No matter the tone or setting of a fantasy book, the flavor has to have just a trace of artifice to it. In order for the dialogue to feel real, it has to feel a little fake. This seems infuriatingly paradoxical, but it’s true: in a fantasy setting, realistic, contemporary dialogue breaks the illusion, even in a world where you get to define what “contemporary” means.
The solution, for me, was to find a flavor that matched my rhythmic and stylistic needs without taking a sledgehammer to the sense of atmosphere. For Deep Sounding, I settled on something close to an American Midwestern dialect. Now, that’s not to say everyone in Deep Sounding speaks like Marge Gunderson, or even that I think the dialogue in Deep Sounding accurately reflects speech in the American Midwest. But it was a useful shorthand, and I came up with a pocket rule: if I couldn’t imagine a line of dialogue coming out of the mouth of a Kansas City steelworker in 1935, I rewrote the line until I could.
The end result (readily apparent in reviews for the book) was dialogue which flowed better, sounded better, and even allowed me to sneak in jokes a little easier.

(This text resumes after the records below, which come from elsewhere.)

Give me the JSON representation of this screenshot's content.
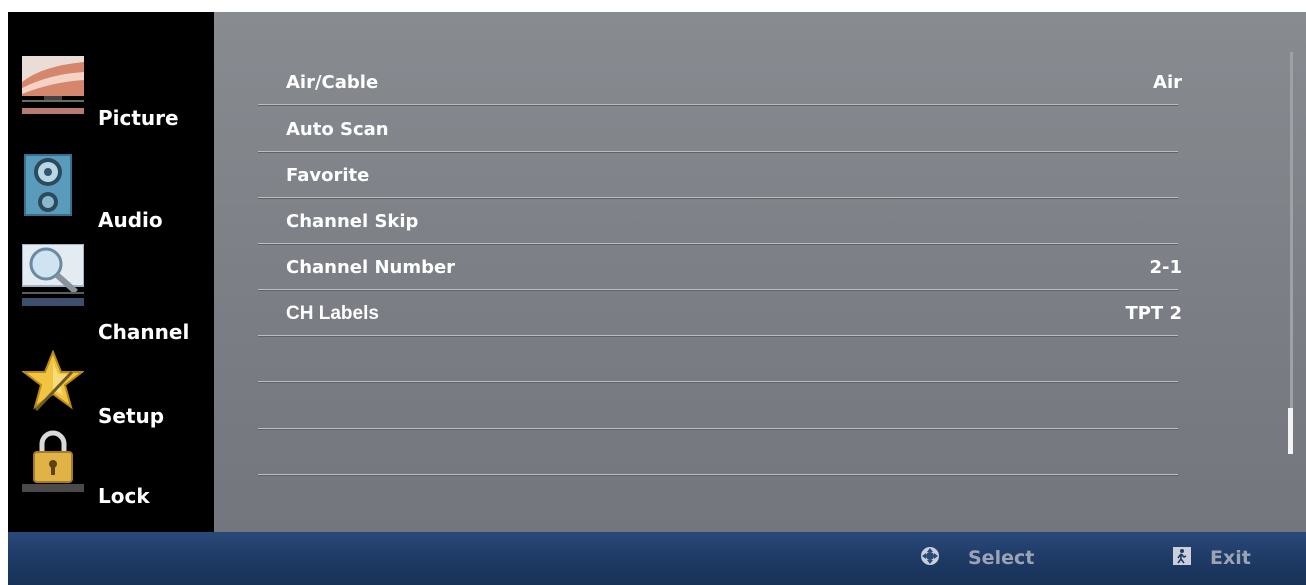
{
  "sidebar": {
    "items": [
      {
        "label": "Picture",
        "icon": "picture-icon"
      },
      {
        "label": "Audio",
        "icon": "speaker-icon"
      },
      {
        "label": "Channel",
        "icon": "magnifier-icon"
      },
      {
        "label": "Setup",
        "icon": "star-icon"
      },
      {
        "label": "Lock",
        "icon": "padlock-icon"
      }
    ],
    "selected": "Channel"
  },
  "menu": {
    "rows": [
      {
        "label": "Air/Cable",
        "value": "Air"
      },
      {
        "label": "Auto Scan",
        "value": ""
      },
      {
        "label": "Favorite",
        "value": ""
      },
      {
        "label": "Channel Skip",
        "value": ""
      },
      {
        "label": "Channel Number",
        "value": "2-1"
      },
      {
        "label": "CH Labels",
        "value": "TPT 2"
      },
      {
        "label": "",
        "value": ""
      },
      {
        "label": "",
        "value": ""
      },
      {
        "label": "",
        "value": ""
      }
    ]
  },
  "footer": {
    "select_label": "Select",
    "select_icon": "dpad-icon",
    "exit_label": "Exit",
    "exit_icon": "exit-icon"
  },
  "colors": {
    "sidebar_bg": "#000000",
    "menu_bg": "#7c8086",
    "footer_bg": "#1e3a66",
    "text": "#ffffff",
    "footer_text": "#9aa4b4"
  }
}
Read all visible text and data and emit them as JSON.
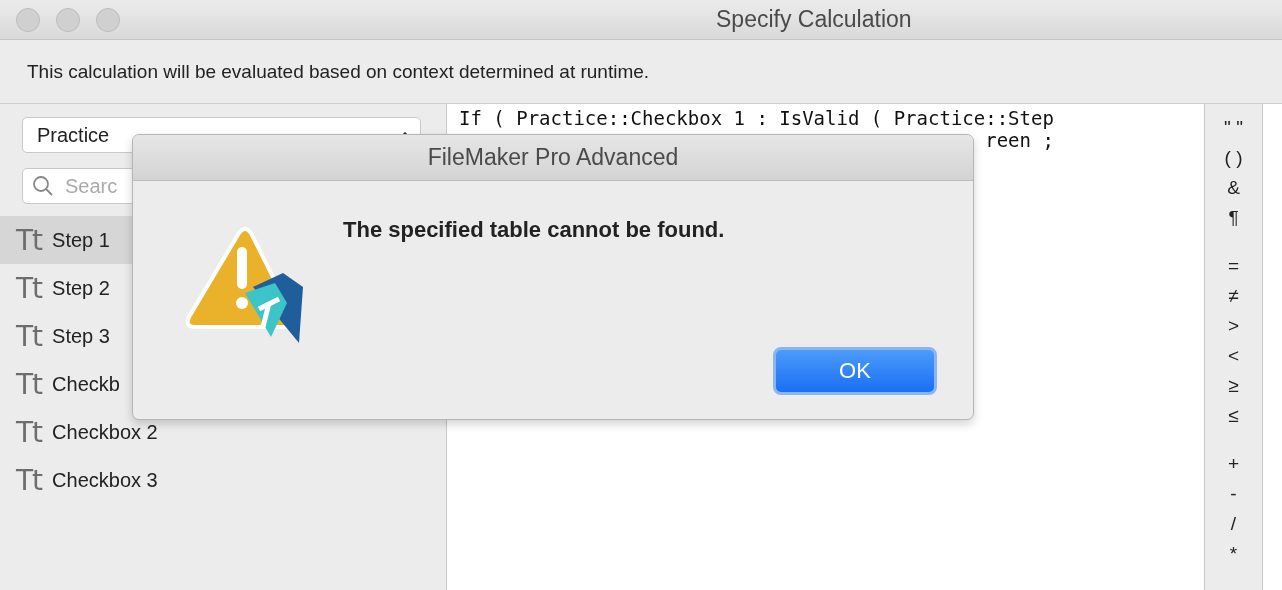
{
  "window": {
    "title": "Specify Calculation"
  },
  "info": "This calculation will be evaluated based on context determined at runtime.",
  "table_select": {
    "value": "Practice"
  },
  "search": {
    "placeholder": "Searc"
  },
  "fields": [
    {
      "icon_text": "Tt",
      "label": "Step 1",
      "selected": true
    },
    {
      "icon_text": "Tt",
      "label": "Step 2",
      "selected": false
    },
    {
      "icon_text": "Tt",
      "label": "Step 3",
      "selected": false
    },
    {
      "icon_text": "Tt",
      "label": "Checkb",
      "selected": false
    },
    {
      "icon_text": "Tt",
      "label": "Checkbox 2",
      "selected": false
    },
    {
      "icon_text": "Tt",
      "label": "Checkbox 3",
      "selected": false
    }
  ],
  "formula": {
    "line_1": "If ( Practice::Checkbox 1 : IsValid ( Practice::Step",
    "line_2": "reen ;"
  },
  "operator_groups": [
    [
      "\" \"",
      "( )",
      "&",
      "¶"
    ],
    [
      "=",
      "≠",
      ">",
      "<",
      "≥",
      "≤"
    ],
    [
      "+",
      "-",
      "/",
      "*"
    ]
  ],
  "dialog": {
    "title": "FileMaker Pro Advanced",
    "message": "The specified table cannot be found.",
    "button": "OK"
  }
}
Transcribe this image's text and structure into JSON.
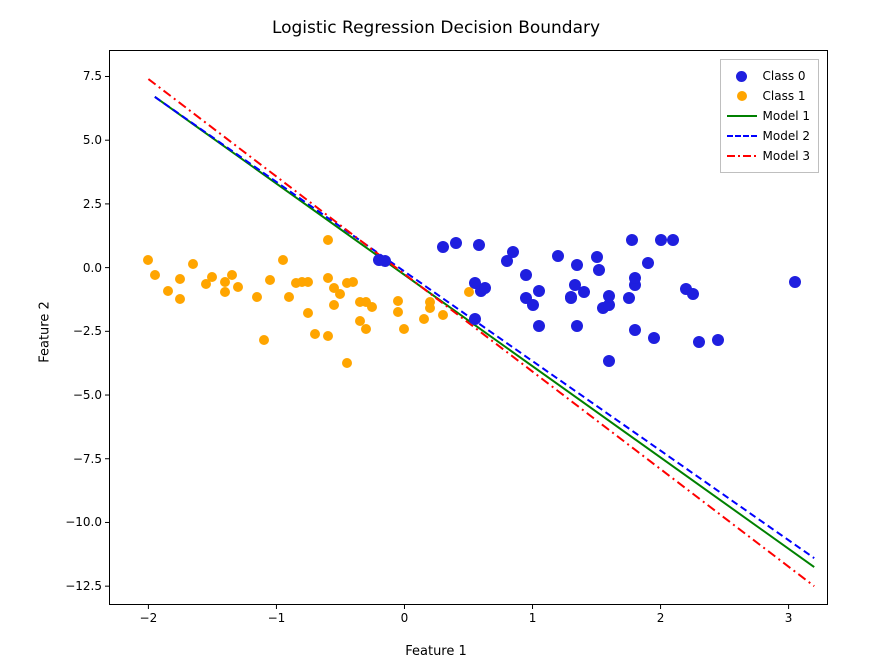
{
  "chart_data": {
    "type": "scatter",
    "title": "Logistic Regression Decision Boundary",
    "xlabel": "Feature 1",
    "ylabel": "Feature 2",
    "xlim": [
      -2.3,
      3.3
    ],
    "ylim": [
      -13.2,
      8.5
    ],
    "xticks": [
      -2,
      -1,
      0,
      1,
      2,
      3
    ],
    "yticks": [
      -12.5,
      -10.0,
      -7.5,
      -5.0,
      -2.5,
      0.0,
      2.5,
      5.0,
      7.5
    ],
    "ytick_labels": [
      "−12.5",
      "−10.0",
      "−7.5",
      "−5.0",
      "−2.5",
      "0.0",
      "2.5",
      "5.0",
      "7.5"
    ],
    "xtick_labels": [
      "−2",
      "−1",
      "0",
      "1",
      "2",
      "3"
    ],
    "legend": [
      "Class 0",
      "Class 1",
      "Model 1",
      "Model 2",
      "Model 3"
    ],
    "series": [
      {
        "name": "Class 0",
        "kind": "scatter",
        "color": "#1f1fdf",
        "points": [
          [
            0.3,
            0.8
          ],
          [
            0.4,
            0.95
          ],
          [
            0.58,
            0.9
          ],
          [
            0.55,
            -0.6
          ],
          [
            0.6,
            -0.9
          ],
          [
            0.63,
            -0.8
          ],
          [
            0.8,
            0.25
          ],
          [
            0.85,
            0.6
          ],
          [
            0.95,
            -0.3
          ],
          [
            0.95,
            -1.2
          ],
          [
            1.0,
            -1.45
          ],
          [
            1.05,
            -0.9
          ],
          [
            1.05,
            -2.3
          ],
          [
            1.2,
            0.45
          ],
          [
            1.3,
            -1.2
          ],
          [
            1.3,
            -1.15
          ],
          [
            1.33,
            -0.7
          ],
          [
            1.35,
            0.1
          ],
          [
            1.35,
            -2.3
          ],
          [
            1.4,
            -0.95
          ],
          [
            1.5,
            0.4
          ],
          [
            1.52,
            -0.1
          ],
          [
            1.55,
            -1.6
          ],
          [
            1.6,
            -1.1
          ],
          [
            1.6,
            -1.45
          ],
          [
            1.6,
            -3.65
          ],
          [
            1.75,
            -1.2
          ],
          [
            1.78,
            1.1
          ],
          [
            1.8,
            -0.7
          ],
          [
            1.8,
            -0.4
          ],
          [
            1.8,
            -2.45
          ],
          [
            1.9,
            0.2
          ],
          [
            1.95,
            -2.75
          ],
          [
            2.0,
            1.1
          ],
          [
            2.1,
            1.1
          ],
          [
            2.2,
            -0.85
          ],
          [
            2.25,
            -1.05
          ],
          [
            2.3,
            -2.9
          ],
          [
            2.45,
            -2.85
          ],
          [
            3.05,
            -0.55
          ],
          [
            -0.2,
            0.3
          ],
          [
            -0.15,
            0.25
          ],
          [
            0.55,
            -2.0
          ]
        ]
      },
      {
        "name": "Class 1",
        "kind": "scatter",
        "color": "#ffa500",
        "points": [
          [
            -2.0,
            0.3
          ],
          [
            -1.95,
            -0.3
          ],
          [
            -1.85,
            -0.9
          ],
          [
            -1.75,
            -0.45
          ],
          [
            -1.75,
            -1.25
          ],
          [
            -1.65,
            0.15
          ],
          [
            -1.55,
            -0.65
          ],
          [
            -1.5,
            -0.35
          ],
          [
            -1.4,
            -0.95
          ],
          [
            -1.4,
            -0.55
          ],
          [
            -1.35,
            -0.3
          ],
          [
            -1.3,
            -0.75
          ],
          [
            -1.15,
            -1.15
          ],
          [
            -1.1,
            -2.85
          ],
          [
            -1.05,
            -0.5
          ],
          [
            -0.95,
            0.3
          ],
          [
            -0.9,
            -1.15
          ],
          [
            -0.85,
            -0.6
          ],
          [
            -0.8,
            -0.55
          ],
          [
            -0.75,
            -0.55
          ],
          [
            -0.75,
            -1.8
          ],
          [
            -0.7,
            -2.6
          ],
          [
            -0.6,
            1.1
          ],
          [
            -0.6,
            -0.4
          ],
          [
            -0.6,
            -2.7
          ],
          [
            -0.55,
            -0.8
          ],
          [
            -0.55,
            -1.45
          ],
          [
            -0.5,
            -1.05
          ],
          [
            -0.45,
            -0.6
          ],
          [
            -0.45,
            -3.75
          ],
          [
            -0.4,
            -0.55
          ],
          [
            -0.35,
            -1.35
          ],
          [
            -0.35,
            -2.1
          ],
          [
            -0.3,
            -1.35
          ],
          [
            -0.3,
            -2.4
          ],
          [
            -0.25,
            -1.55
          ],
          [
            -0.05,
            -1.3
          ],
          [
            -0.05,
            -1.75
          ],
          [
            0.0,
            -2.4
          ],
          [
            0.15,
            -2.0
          ],
          [
            0.2,
            -1.35
          ],
          [
            0.2,
            -1.6
          ],
          [
            0.3,
            -1.85
          ],
          [
            0.5,
            -0.95
          ]
        ]
      },
      {
        "name": "Model 1",
        "kind": "line",
        "color": "#008000",
        "style": "solid",
        "points": [
          [
            -1.95,
            6.7
          ],
          [
            3.2,
            -11.75
          ]
        ]
      },
      {
        "name": "Model 2",
        "kind": "line",
        "color": "#0000ff",
        "style": "dashed",
        "points": [
          [
            -1.95,
            6.7
          ],
          [
            3.2,
            -11.4
          ]
        ]
      },
      {
        "name": "Model 3",
        "kind": "line",
        "color": "#ff0000",
        "style": "dashdot",
        "points": [
          [
            -2.0,
            7.4
          ],
          [
            3.2,
            -12.5
          ]
        ]
      }
    ]
  }
}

Speech in the world of Deep Sounding is evolving even as I write it. New phrases are jumping out all the time. Swear words, too — dwarfs have a whole tool-shed full of esoteric profanity which I’m just now beginning to unpack. Old dwarfs speak different than young dwarfs. Some dwarfs speak like Midwestern steelworkers, while others speak like Southern politicians. The important thing is, it’s got a consistent tone and flavor, and the dialogue doesn’t jump off the page going, “LOOK AT ME! I’M STRONG CONTEMPORARY DIALOGUE! PAY ATTENTION TO HOW LITERARY I AM! I WAS INSPIRED BY DON DELILLO!”